犬神、親になる。
六つ尾の白狐______心和は呆れていた。
何に呆れているのか、目の前の惨状にである。
「お前には緋雨という名を与えよう。父様からの最初の贈り物だ、嬉しかろう?」
「ぅ……」
本来ここにいてはいけない小さな存在と、それに嬉々として話しかける犬神______黒。
めちゃくちゃやかましい。
「おい、黒。一体何を拾ってきた。」
「人間の赤子だ。心和様ともあろうお方が、この私に相談するまでに感覚が鈍ってしまったのか弟子として嘆かざるを得ん。」
「そんなことはわかっている。だが俺は、彼岸の秩序を保つ一角としてこの質問をしなければならない。」
「はぁ……面倒じゃのう。此岸と彼岸の狭間で拾った。箱のようなものに押し込められ、随分可哀想な赤子だった。今日から私が父だ。充分か?」
捻くれ者の黒はぴっと師匠である心和を睨み、赤子_____緋雨を抱き直した。
おそらく陰陽師の類が捨てた赤子なのであろうが、本来であれば此岸へと帰さなければならない存在だ。
しかし、黒のこの様子だと、それは至難の業である。
というのも、黒はこれと言ったら聞かない性格なのだ。
至急呼び出しているとある青年の説得を聞いて何かが変わるといいが。
「狐さ〜ん、犬神さ〜ん、至急の御用事を聞きに来たけど〜?」
噂をすればなんとやら。
青年がやってきた模様。
心和が屋敷に貼っていた"目隠し"と"通せん坊"の結界を解くと、ドタバタと騒がしく屋敷へと入る青年が1人。

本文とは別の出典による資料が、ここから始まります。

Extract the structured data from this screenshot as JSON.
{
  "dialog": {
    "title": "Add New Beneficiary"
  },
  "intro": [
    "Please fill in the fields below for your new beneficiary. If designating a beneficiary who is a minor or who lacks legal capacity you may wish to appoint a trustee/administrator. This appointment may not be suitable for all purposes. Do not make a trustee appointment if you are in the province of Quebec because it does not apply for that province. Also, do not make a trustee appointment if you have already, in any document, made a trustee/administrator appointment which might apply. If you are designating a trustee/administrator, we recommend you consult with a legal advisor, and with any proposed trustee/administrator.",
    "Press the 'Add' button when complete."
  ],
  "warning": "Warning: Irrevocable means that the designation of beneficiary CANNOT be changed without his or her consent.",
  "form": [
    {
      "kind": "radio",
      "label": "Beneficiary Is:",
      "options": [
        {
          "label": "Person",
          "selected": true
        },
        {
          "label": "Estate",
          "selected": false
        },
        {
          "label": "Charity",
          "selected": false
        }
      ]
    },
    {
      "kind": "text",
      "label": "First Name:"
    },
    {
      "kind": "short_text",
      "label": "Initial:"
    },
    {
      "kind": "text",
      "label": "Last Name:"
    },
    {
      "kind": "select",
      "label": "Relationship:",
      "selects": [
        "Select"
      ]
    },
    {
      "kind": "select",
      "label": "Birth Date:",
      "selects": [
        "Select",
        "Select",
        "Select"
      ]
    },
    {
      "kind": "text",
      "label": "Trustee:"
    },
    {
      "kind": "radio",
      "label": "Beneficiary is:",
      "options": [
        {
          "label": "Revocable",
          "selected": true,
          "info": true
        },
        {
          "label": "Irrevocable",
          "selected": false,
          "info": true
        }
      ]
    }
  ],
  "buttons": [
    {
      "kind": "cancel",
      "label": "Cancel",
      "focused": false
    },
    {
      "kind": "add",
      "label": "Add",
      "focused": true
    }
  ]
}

結界を貼り直した心和は騒がしさを増した屋敷に頭痛を覚えながら返事をした。
「来たか、ヤエ様。突然だが、黒が拾い物をした。どうすればいい。」
「どうすればいい……ってえぇ!?!?赤ちゃんだ!?!?」
「赤ちゃんではありませぬ、名は緋雨と付けました。」
「犬神さんってば名を与えたの!?ありゃりゃ〜!!」
黒髪赤眼の青年______ヤエは、黒と心和を交互に見つめて大袈裟にため息をついた。
「多分白狐さんの言いたいことは察したけど、もう手遅れだよ〜。
此岸の産まれであれど、彼岸の産まれであれど、名を与えた名付け親が住む世界が彼岸であれば子も彼岸の住人となる。
白狐さんも犬神さんも、彼岸の内乱管轄だからそのへん知らないのも仕方ないよね、でもこの子は君たちが育てるしかないよ〜。」
その言葉に、心和の目は点になり、黒はにっこりと頷いた。
「どのようなしきたりがあろうと、最初からそのつもりにございます。拾った時から、緋雨の父親になるのは私だと決めていたのですから。」
「あぁぁ………嘘だろ……俺は人間の育てかた何ぞ知らぬ……。」
ヤエがふと緋雨へと視線を移した。
そして慌て始める。
「いやまあ育てるのは大変ではあるものの出来なくはないと思う!!でもまず先にご飯食べさせなきゃ死んじゃうから調達してきて!!てか何で衰弱してるのに気付かないの!?!?」
______黒も心和も、人間の赤子を初めて見たので、衰弱しているか元気なのかなんて区別ができないのである。
そんな子育ての子の字もわかっていない黒と心和に不安を覚えたヤエは黒の腕に抱えられていた緋雨を奪い取り、しっしと手を動かすのだった。